Professor Kafatos' research focuses on unraveling the immune system of Anopheles mosquitoes and understanding the complex process by which they transmit malaria parasites into humans. Malaria parasites from the blood of infected humans or other mammals complete their development cycle inside the mosquito, maturing and travelling from the gut to the salivary glands, from where they infect other individuals when the mosquito takes a blood meal.

Professor Kafatos hopes his team's fundamental research will lead to new chemical and transgenic methods to block the progression of the parasite's development inside the mosquito, halting the transmission of this deadly disease which kills nearly one million people every year.

Commenting on receiving the prize from the Louis-Jeantet Foundation, Professor Kafatos said: "I am delighted by this special award from a leading European foundation, honouring the research discoveries that my colleagues and I have made at Imperial and EMBL. I am also extremely pleased that the Foundation has recognised the ongoing construction of the ERC, which is being pursued collaboratively by the autonomous ERC Scientific Council and the European Commission.
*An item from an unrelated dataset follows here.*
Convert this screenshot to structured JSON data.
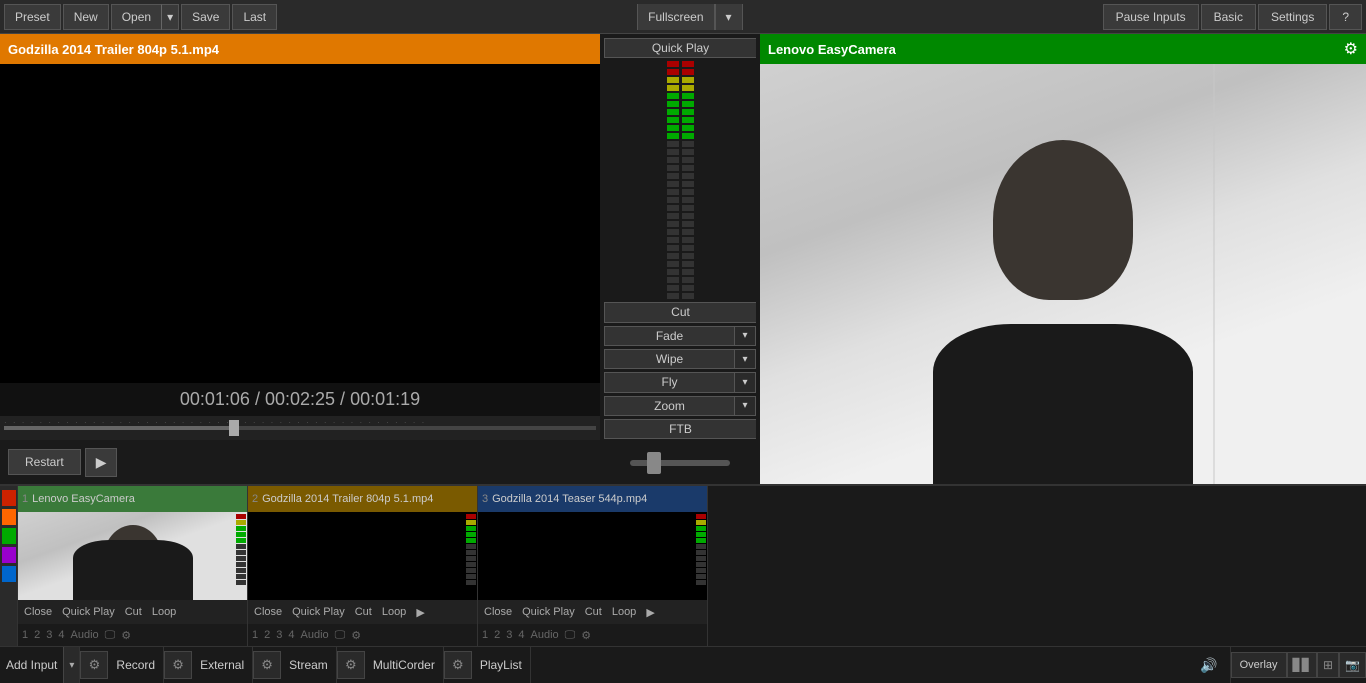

"We are all delighted that the ERC has been embraced so warmly by both the scientific and the political communities, and that it has already received worldwide recognition as an innovative agency, supporting research at the frontiers of science and scholarship in all fields."

Over the last decade Professor Kafatos has helped change the field of malaria research beyond recognition, by leading the development of molecular approaches to understanding the interactions between the Anopheles mosquito and the Plasmodium parasite. He helped coordinate the Anopheles genome sequencing project and led its subsequent utilisation in functional genomic analyses, focusing on the molecular physiology of infection and mosquito innate immune responses to the parasite.

In 2007 Professor Kafatos became the first President of the £5 billion European Research Council - the first pan -European funding agency for frontier research in all fields of knowledge, from the Humanities and Social Sciences, to the Life Sciences and to the Physical and Engineering Sciences.